Industry Groups, Ag Leaders React to Proposed USDA, EPA Budget Cuts

Reuters reports ag leaders are criticizing the planned 21% cut to spending at the USDA in President Trump’s budget. This includes a reduction in some USDA statistical services and county-level staffing.

“A lot of farmers and growers rely on USDA’s statistical capabilities to make a lot of marketing and risk-management decisions and planting decisions,” said John Newton, American Farm Bureau Federation Director of Market Intelligence, in a statement to Reuters.

National Farmers Union President Roger Johnson says the cuts to EPA and USDA hit rural economies hard and the proposed cuts to the EPA could impact future pesticide approvals.

 Loading ...

“Family farmers and ranchers are currently enduring the worst farm economy in well over a decade and an inadequate safety net that is hamstrung by $23 billion in budget cuts. The last thing our members need right now is more cuts to agencies and programs that provide incredibly important work, especially in the midst of the current farm crisis. These cuts and the message they send to rural America are deeply disappointing.

The President’s blueprint also provides for a $2.6 billion cut to EPA funding. This 31% drop guts the agency’s ability to provide very important environmental services and pesticide approval. It even limits the administration’s ability to rewrite or remove the unnecessary regulations that the President promised to address. Regulatory relief comes from having a system that works.”

Andrew Bahrenburg, National Young Farmers Coalition’s National Policy Director, says the budget proposal hurts the next generation of farmers.

“This budget proposal dramatically underestimates the economic urgency facing rural America. If we don’t recruit a new generation of farmers to take over for America’s aging farm population, rural economies will continue to unravel. Instead, this proposal would take us backward, and make rural life a less viable option for entrepreneurial young Americans. It’s a strange message for President Trump to send to the rural voters that helped elect him.”

Russell Redding, Pennsylvania Agriculture Secretary, says the programs targeted for cuts hurt his state’s rural communities. In 2016, USDA’s Rural Business and Cooperative Service supported 73 projects in Pennsylvania. This program is set to be cut by $95 million in the new budget.

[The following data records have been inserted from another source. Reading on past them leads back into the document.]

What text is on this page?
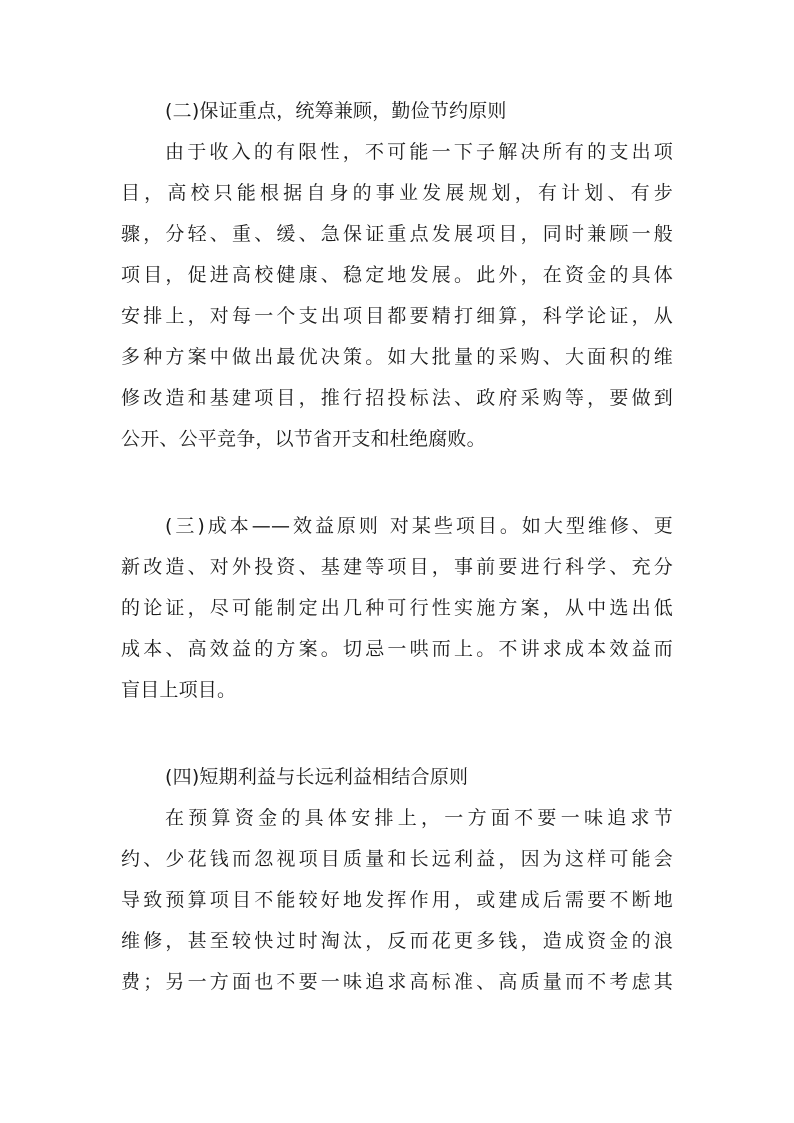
(二)保证重点，统筹兼顾，勤俭节约原则
由于收入的有限性，不可能一下子解决所有的支出项
目，高校只能根据自身的事业发展规划，有计划、有步
骤，分轻、重、缓、急保证重点发展项目，同时兼顾一般
项目，促进高校健康、稳定地发展。此外，在资金的具体
安排上，对每一个支出项目都要精打细算，科学论证，从
多种方案中做出最优决策。如大批量的采购、大面积的维
修改造和基建项目，推行招投标法、政府采购等，要做到
公开、公平竞争，以节省开支和杜绝腐败。
(三)成本——效益原则 对某些项目。如大型维修、更
新改造、对外投资、基建等项目，事前要进行科学、充分
的论证，尽可能制定出几种可行性实施方案，从中选出低
成本、高效益的方案。切忌一哄而上。不讲求成本效益而
盲目上项目。
(四)短期利益与长远利益相结合原则
在预算资金的具体安排上，一方面不要一味追求节
约、少花钱而忽视项目质量和长远利益，因为这样可能会
导致预算项目不能较好地发挥作用，或建成后需要不断地
维修，甚至较快过时淘汰，反而花更多钱，造成资金的浪
费；另一方面也不要一味追求高标准、高质量而不考虑其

“The programs targeted for cuts or elimination in the President’s budget proposal may be considered ‘discretionary’ in Washington parlance, but the work those programs support on the ground in communities across Pennsylvania and the country are vitally important. This is not the way to put ‘America first.’ If anything, it puts our rural communities and some of our most vulnerable neighbors at a tremendous disadvantage and represents a threat to their livelihood.

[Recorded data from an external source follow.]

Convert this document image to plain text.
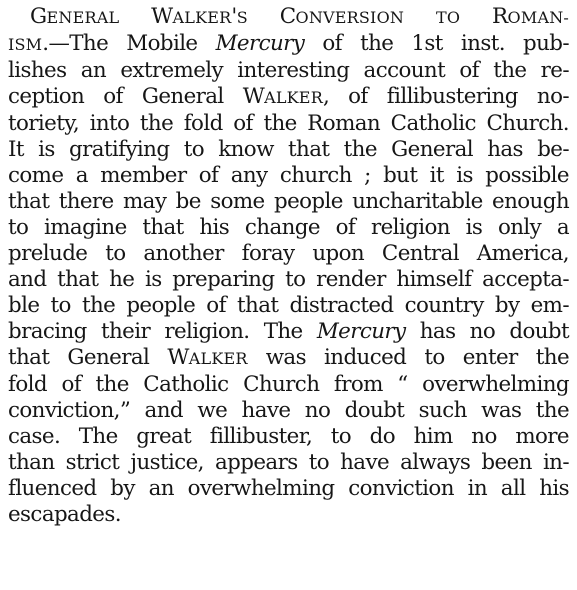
GENERAL WALKER'S CONVERSION TO ROMAN-
ISM.—The Mobile Mercury of the 1st inst. pub-
lishes an extremely interesting account of the re-
ception of General WALKER, of fillibustering no-
toriety, into the fold of the Roman Catholic Church.
It is gratifying to know that the General has be-
come a member of any church ; but it is possible
that there may be some people uncharitable enough
to imagine that his change of religion is only a
prelude to another foray upon Central America,
and that he is preparing to render himself accepta-
ble to the people of that distracted country by em-
bracing their religion. The Mercury has no doubt
that General WALKER was induced to enter the
fold of the Catholic Church from “ overwhelming
conviction,” and we have no doubt such was the
case. The great fillibuster, to do him no more
than strict justice, appears to have always been in-
fluenced by an overwhelming conviction in all his
escapades.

“The Trump Effect On You” – Download the Special Report

USDA has been a vital partner of the commonwealth, but this budget threatens key mission areas of the department, and that could have harmful consequences to us here in Pennsylvania and to our citizens. We intend to work with our congressional delegation and others to underscore the importance of these investments in our state so that we can continue to grow our agricultural economy and our rural communities.”